Proofs-as-model-transformations

Abstract

This paper provides an overview of how to develop model transformations that are "provably correct" with respect to a given functional specification. The approach is based in a mathematical formalism called Constructive Type Theory (CTT) and a related synthesis formal method known as proofs-as-programs. We outline how CTT can be used to provide a uniform formal foundation for representing models, metamodels and model transformations as understood within the Object Management Group's Meta-Object Facility (MOF 2.0) and Model Driven Architecture (MDA) suite of standards [6, 8]. CTT was originally developed to provide a unifying foundation for logic, data and programs.
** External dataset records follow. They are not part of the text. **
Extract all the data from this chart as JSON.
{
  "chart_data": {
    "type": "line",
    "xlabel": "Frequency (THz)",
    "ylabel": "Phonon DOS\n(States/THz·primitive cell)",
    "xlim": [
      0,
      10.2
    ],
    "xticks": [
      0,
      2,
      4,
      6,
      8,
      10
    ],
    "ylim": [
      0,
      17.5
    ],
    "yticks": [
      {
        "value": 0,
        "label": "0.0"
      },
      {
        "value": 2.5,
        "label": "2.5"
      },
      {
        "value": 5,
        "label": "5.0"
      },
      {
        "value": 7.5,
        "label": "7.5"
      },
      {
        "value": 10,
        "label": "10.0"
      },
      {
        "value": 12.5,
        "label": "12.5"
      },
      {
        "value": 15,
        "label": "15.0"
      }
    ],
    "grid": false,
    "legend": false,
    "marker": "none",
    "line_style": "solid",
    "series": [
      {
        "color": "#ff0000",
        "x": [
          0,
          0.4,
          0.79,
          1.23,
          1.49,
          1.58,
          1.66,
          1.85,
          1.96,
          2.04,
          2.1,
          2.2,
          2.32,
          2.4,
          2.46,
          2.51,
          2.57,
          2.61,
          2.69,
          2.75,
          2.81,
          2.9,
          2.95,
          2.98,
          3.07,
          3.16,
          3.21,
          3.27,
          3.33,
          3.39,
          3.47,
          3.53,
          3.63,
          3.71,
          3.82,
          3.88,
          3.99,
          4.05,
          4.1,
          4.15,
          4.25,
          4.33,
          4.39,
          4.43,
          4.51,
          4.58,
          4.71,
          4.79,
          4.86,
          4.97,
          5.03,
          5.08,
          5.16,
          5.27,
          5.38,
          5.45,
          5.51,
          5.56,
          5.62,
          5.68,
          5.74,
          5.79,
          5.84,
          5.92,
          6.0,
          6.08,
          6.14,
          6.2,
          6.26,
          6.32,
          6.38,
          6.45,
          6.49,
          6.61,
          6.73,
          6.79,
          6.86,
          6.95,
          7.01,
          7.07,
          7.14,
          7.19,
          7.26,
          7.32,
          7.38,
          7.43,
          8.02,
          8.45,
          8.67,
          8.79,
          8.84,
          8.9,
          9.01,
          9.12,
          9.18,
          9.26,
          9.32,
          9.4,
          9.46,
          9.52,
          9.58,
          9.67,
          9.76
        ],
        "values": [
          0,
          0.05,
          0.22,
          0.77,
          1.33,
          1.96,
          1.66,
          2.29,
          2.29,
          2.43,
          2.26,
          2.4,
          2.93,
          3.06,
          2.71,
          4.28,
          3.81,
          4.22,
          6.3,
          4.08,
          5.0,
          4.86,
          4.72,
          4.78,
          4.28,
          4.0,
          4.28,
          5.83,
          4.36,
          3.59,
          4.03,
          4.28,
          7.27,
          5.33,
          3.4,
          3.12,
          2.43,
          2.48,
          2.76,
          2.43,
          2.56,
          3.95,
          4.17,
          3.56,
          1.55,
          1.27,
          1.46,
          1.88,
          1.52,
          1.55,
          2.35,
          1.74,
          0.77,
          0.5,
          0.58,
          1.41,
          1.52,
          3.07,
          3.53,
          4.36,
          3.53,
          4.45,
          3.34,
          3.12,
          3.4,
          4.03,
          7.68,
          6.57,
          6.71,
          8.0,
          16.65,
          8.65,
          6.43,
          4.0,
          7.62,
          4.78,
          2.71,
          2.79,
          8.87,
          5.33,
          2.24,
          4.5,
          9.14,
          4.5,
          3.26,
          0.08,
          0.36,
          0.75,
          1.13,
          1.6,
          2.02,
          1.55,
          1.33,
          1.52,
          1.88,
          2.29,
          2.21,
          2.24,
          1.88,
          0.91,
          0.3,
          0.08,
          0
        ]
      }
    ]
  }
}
It is higher-order, in the sense that it permits representation and reasoning about programs, types of programs and types of types. We argue that this higher-order aspect affords a natural formal definition of metamodel/model/model instantiation relationships within the MOF. We develop formal notions of models, metamodels and model transformation specifications by utilizing the logic that is built into CTT. In proofs-as-programs, a functional program specification is represented as a special kind of type. A program is provably correct with respect to a given specification if it can be typed by that specification. We develop an analogous approach, defining model transformation specifications as types and provably correct transformations as inhabitants of specification types. © Springer-Verlag Berlin Heidelberg 2008.